Me raconte pas d'histoires, me rapporte pas de comptine.

Des tartines, des tartines,
Nous, les Orangs-Outans,
On s'en fout complètement.
La déforestation ? Cherche pas tu m'embobines.

Des tartines, des tartines,
Je veux une tétrachiée
D'huile de palme à en crever.
Quoi c'est cancérigène ? Tu te paies ma bobine.

Nutella, étale-moi. »

- C'est pas mal, Richard, on voit que tu masterises ton sujet. Je sens que je vais en baver...
- Frédéric, attends, je ne vois vraiment pas où tu veux en venir avec ton jeu.
- J'ai pas demandé à avoir le Gotainer Power, moi. Comme j'te l'ai dit, il y a un Gotainer de trop ici bas et faut bien trouver un moyen de nous départager et...
- Tu n'es pas un mauvais publicitaire, Beigbeder. Si je t'inspire tant mieux mais saches qu'il y en a des centaines comme toi et...

J'ai tiré dans la porte du frigo pour lui montrer que je ne plaisantais pas. Des tas de condiments ont explosé salopant la cuisine du sol au plafond.

-S'il y en a des centaines alors je les tuerai tous. Peu importe le temps que ça prendra... LA DECALCO DE LA MENTALO ... OH PUTAIN 9A ME REPRENDS... Tu vois j'en peux plus TURLUTUTU CHAPEAU POINTU LE SAMPA C4EST SYMPA ET 9A VAUT LA SAMBA...
- Frédéric, je crois que tu souffres de troubles psychotiques. Les neuroleptiques peuvent t'aider. Bien plus qu'une battle entre toi et moi et...

J'ai shooté sur lui cette fois mais Gotainer a réussi à esquiver le tir en basculant sa chaise en arrière. Une fois au sol je n'ai pas remarqué qu'il avait attrapé un gros bout de verre d'un bocal fendu qui jonchait par terre à portée de main. Je l'ai relevé alors qu'il commençait déjà à se défaire de ses liens en toute discrétion.


« Adidas », C'est à moi.

« Quand j'enfile mes Adidas,
Je sens que j'ai trop la classe.
Sans mentir, c'est de la godasse.
De quoi pé-cho d'la grognasse.

À p'tites foulées, sans échasses,
Tu parcours les grands espaces.
Essentielles, quand tu t'déplaces.
J'ai fini ma master-classe.

Adidas, les pompes funèbres. »

- Je sais ce que tu vas me dire, Richard, le slogan sort de nulle part et obscurcit le message. Et puis je restreints un peu trop la cible. Mais fais pas la fine bouche. Bon c'est ton tour.
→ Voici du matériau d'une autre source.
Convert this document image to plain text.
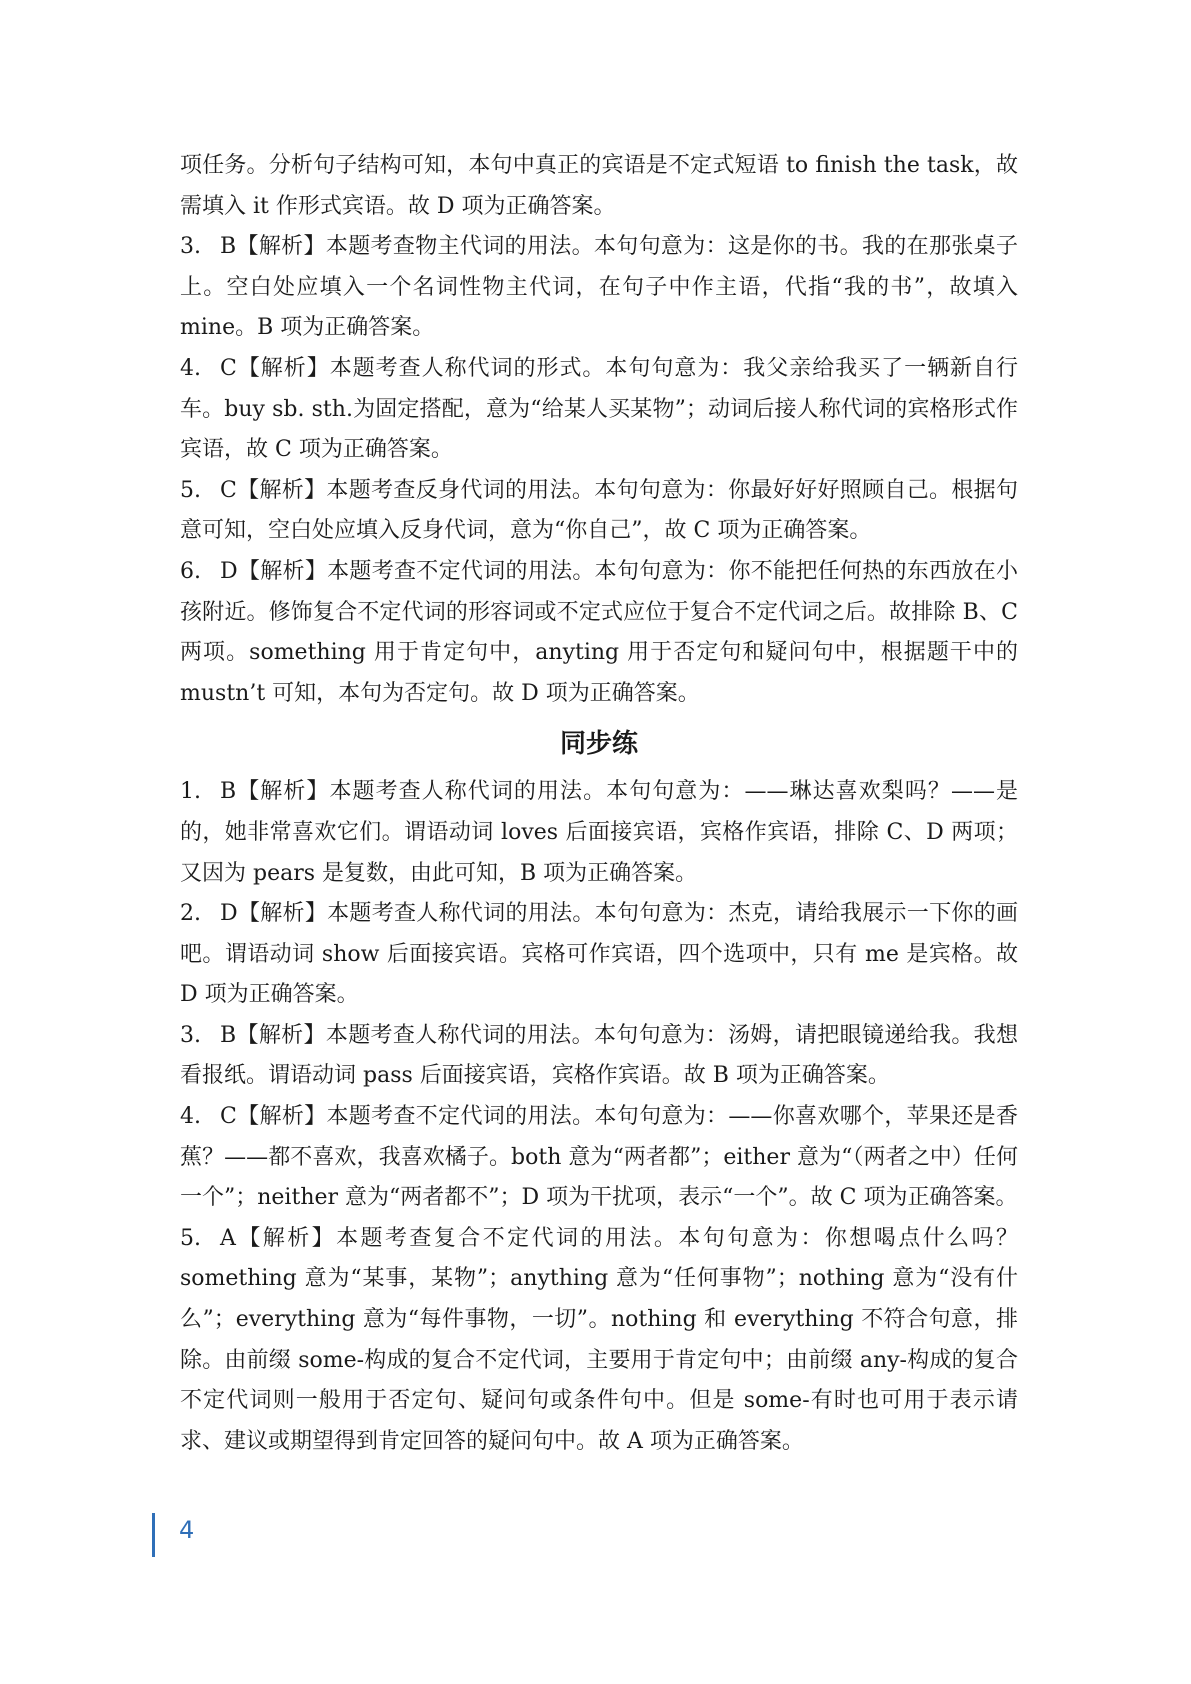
项任务。分析句子结构可知，本句中真正的宾语是不定式短语 to finish the task，故需填入 it 作形式宾语。故 D 项为正确答案。

3. B【解析】本题考查物主代词的用法。本句句意为：这是你的书。我的在那张桌子上。空白处应填入一个名词性物主代词，在句子中作主语，代指“我的书”，故填入 mine。B 项为正确答案。

4. C【解析】本题考查人称代词的形式。本句句意为：我父亲给我买了一辆新自行车。buy sb. sth.为固定搭配，意为“给某人买某物”；动词后接人称代词的宾格形式作宾语，故 C 项为正确答案。

5. C【解析】本题考查反身代词的用法。本句句意为：你最好好好照顾自己。根据句意可知，空白处应填入反身代词，意为“你自己”，故 C 项为正确答案。

6. D【解析】本题考查不定代词的用法。本句句意为：你不能把任何热的东西放在小孩附近。修饰复合不定代词的形容词或不定式应位于复合不定代词之后。故排除 B、C 两项。something 用于肯定句中，anyting 用于否定句和疑问句中，根据题干中的 mustn’t 可知，本句为否定句。故 D 项为正确答案。

同步练

1. B【解析】本题考查人称代词的用法。本句句意为：——琳达喜欢梨吗？——是的，她非常喜欢它们。谓语动词 loves 后面接宾语，宾格作宾语，排除 C、D 两项；又因为 pears 是复数，由此可知，B 项为正确答案。

2. D【解析】本题考查人称代词的用法。本句句意为：杰克，请给我展示一下你的画吧。谓语动词 show 后面接宾语。宾格可作宾语，四个选项中，只有 me 是宾格。故 D 项为正确答案。

3. B【解析】本题考查人称代词的用法。本句句意为：汤姆，请把眼镜递给我。我想看报纸。谓语动词 pass 后面接宾语，宾格作宾语。故 B 项为正确答案。

4. C【解析】本题考查不定代词的用法。本句句意为：——你喜欢哪个，苹果还是香蕉？——都不喜欢，我喜欢橘子。both 意为“两者都”；either 意为“（两者之中）任何一个”；neither 意为“两者都不”；D 项为干扰项，表示“一个”。故 C 项为正确答案。

5. A【解析】本题考查复合不定代词的用法。本句句意为：你想喝点什么吗？something 意为“某事，某物”；anything 意为“任何事物”；nothing 意为“没有什么”；everything 意为“每件事物，一切”。nothing 和 everything 不符合句意，排除。由前缀 some-构成的复合不定代词，主要用于肯定句中；由前缀 any-构成的复合不定代词则一般用于否定句、疑问句或条件句中。但是 some-有时也可用于表示请求、建议或期望得到肯定回答的疑问句中。故 A 项为正确答案。

4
Et c'est à ce moment précis que j'ai vu Gotainer courir au niveau de la porte de la cuisine. J'ai tiré. Je l'ai manqué. C'est au moment où il passait la porte d'entrée que j'ai fait mouche. Sa tête a explosé comme une grosse pastèque. Il y avait des bouts de cervelle partout.